Cuba may have vast oil reserves, mostly offshore. The U.S. Geological Survey estimates the island has reserves equivalent to 941 million barrels of oil.

Oil-hungry China has extended a line of credit to Cuba for the purpose of expanding the country's refining capacity to 150,000 barrels a day. That expansion should be completed by 2015, Pinon said. That would be just in time, Cuban authorities hope, for the Spanish-contracted Scarabeo-9 oil rig to find and start producing oil offshore.

Repsol, Spain's biggest oil company, is using that rig to drill only 56 miles from the Florida coast. The rig itself was built in China.

An expanded and improved Soviet-era refinery in Cienfuegos on Cuba's southern coast, previously refurbished by Venezuela, is expected to enable the country to meet its domestic demand. That would immediately benefit the Chavez regime because the oil would be sent to Venezuela for sale on world markets.

With the extra revenue, Venezuela could start paying the Cuban government in cash for the skilled labor exchanges between the two countries, Pinon said.
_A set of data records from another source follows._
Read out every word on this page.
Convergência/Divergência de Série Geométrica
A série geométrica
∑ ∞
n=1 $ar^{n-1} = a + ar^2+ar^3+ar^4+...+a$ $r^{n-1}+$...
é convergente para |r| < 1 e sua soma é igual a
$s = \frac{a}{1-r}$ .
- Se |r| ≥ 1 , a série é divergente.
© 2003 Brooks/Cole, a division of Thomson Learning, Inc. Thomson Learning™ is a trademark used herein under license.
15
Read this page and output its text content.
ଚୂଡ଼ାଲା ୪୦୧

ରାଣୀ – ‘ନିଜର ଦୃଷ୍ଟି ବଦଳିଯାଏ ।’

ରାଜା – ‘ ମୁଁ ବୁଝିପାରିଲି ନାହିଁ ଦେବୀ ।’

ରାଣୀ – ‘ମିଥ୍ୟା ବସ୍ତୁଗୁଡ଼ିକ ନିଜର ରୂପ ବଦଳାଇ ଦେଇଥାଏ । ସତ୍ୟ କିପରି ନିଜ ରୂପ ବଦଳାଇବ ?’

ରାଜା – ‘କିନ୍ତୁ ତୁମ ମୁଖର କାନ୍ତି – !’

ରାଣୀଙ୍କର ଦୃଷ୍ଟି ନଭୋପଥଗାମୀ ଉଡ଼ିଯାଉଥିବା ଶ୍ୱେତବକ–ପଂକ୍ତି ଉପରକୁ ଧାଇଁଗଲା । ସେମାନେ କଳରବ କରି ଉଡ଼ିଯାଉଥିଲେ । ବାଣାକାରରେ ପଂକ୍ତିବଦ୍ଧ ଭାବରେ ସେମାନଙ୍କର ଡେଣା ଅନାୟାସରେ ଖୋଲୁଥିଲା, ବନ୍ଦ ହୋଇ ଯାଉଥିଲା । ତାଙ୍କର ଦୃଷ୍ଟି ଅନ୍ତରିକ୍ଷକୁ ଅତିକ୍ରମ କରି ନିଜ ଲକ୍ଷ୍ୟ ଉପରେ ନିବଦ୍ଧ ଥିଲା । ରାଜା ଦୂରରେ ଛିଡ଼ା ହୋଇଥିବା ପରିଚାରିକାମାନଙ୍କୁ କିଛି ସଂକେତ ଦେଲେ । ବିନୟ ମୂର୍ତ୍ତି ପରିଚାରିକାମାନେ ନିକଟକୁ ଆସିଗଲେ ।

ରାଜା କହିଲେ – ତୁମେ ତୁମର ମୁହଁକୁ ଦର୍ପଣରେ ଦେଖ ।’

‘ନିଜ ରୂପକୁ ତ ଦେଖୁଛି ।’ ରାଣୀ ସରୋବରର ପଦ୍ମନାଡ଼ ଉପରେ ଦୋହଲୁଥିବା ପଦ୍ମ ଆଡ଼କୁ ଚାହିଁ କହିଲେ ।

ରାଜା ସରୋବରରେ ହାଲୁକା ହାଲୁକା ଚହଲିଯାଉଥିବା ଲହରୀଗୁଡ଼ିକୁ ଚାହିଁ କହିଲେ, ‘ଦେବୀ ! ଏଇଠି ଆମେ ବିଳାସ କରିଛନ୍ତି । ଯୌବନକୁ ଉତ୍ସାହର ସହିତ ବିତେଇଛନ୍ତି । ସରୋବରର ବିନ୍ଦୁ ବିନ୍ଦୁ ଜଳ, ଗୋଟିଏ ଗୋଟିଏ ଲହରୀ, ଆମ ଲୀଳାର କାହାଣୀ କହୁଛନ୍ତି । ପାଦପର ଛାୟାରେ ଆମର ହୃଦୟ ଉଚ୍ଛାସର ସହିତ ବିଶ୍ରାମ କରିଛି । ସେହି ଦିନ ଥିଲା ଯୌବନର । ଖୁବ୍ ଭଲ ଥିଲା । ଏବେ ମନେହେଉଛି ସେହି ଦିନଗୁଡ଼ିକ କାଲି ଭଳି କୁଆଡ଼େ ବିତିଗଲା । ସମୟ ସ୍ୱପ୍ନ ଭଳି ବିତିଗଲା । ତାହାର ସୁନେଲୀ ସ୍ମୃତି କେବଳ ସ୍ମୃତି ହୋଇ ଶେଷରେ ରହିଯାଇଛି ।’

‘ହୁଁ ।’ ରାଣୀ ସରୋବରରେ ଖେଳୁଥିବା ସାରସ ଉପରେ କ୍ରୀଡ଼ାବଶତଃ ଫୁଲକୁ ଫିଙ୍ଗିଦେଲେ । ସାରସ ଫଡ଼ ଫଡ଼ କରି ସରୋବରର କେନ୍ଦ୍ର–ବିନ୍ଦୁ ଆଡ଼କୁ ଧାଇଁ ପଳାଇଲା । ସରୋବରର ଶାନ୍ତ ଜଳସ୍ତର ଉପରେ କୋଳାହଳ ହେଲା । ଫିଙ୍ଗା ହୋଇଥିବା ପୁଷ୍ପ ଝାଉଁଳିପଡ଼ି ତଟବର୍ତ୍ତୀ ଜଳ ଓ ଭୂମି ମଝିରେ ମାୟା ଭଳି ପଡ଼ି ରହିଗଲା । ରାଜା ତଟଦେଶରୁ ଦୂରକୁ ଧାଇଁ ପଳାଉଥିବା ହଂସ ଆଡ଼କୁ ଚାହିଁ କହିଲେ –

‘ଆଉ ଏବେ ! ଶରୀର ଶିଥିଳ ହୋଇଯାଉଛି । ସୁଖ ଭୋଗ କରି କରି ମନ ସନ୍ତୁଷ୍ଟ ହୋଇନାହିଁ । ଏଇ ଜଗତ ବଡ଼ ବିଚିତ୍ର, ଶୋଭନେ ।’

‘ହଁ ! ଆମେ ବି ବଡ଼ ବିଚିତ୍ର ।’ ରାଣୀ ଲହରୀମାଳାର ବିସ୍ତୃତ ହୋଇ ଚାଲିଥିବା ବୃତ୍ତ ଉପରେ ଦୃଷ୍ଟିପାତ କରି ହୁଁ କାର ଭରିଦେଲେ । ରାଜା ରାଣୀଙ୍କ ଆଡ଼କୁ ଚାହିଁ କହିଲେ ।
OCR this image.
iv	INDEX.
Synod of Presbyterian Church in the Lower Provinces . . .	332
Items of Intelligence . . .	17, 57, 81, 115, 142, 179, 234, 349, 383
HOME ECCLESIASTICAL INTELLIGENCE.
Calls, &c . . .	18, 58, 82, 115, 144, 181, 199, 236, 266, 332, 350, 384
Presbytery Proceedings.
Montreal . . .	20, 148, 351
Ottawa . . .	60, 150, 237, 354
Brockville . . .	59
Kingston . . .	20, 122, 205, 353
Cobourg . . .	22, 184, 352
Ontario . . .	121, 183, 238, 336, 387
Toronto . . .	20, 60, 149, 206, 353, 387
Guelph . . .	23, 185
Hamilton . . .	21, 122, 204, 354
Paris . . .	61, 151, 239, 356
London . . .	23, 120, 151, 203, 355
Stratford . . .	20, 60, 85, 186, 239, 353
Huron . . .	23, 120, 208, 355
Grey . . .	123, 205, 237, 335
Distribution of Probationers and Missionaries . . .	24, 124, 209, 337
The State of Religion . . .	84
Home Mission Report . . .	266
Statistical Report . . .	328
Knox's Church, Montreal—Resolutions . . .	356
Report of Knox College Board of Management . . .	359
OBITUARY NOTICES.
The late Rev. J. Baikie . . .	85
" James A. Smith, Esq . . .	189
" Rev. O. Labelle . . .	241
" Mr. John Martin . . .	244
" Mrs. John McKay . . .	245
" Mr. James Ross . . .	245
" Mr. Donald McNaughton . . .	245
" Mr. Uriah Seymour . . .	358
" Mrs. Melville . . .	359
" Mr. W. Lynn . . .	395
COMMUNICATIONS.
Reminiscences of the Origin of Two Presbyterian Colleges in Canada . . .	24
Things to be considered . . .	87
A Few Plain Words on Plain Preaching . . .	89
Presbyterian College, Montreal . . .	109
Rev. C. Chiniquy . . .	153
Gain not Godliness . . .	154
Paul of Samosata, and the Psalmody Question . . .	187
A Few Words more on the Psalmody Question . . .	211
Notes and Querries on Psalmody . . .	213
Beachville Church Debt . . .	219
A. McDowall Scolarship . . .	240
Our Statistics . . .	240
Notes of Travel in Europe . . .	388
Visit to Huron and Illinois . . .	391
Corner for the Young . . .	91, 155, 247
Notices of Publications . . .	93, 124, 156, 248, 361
Despite its resources, Cuba will be unable to export much of its refined or crude oil because most of the world's refineries have some form of business relationship with U.S. oil companies, Pinon explained. To maintain those working relationships, the U.S. embargo against the communist regime extends well beyond the Western Hemisphere.

On the assumption that Cuba produces more oil than it actually needs, that will become a challenge, Pinon said. He added that Cuba could likely find markets for its excess crude in Venezuela and China.

Being far away from markets, however, such trading wouldn't be economical, considering a country's oil refining infrastructure is set up in such a way that oil is designed to flow out of the country -- not back in.

In Tuesday trading the price of crude was up a nickel to $104.05 a barrel.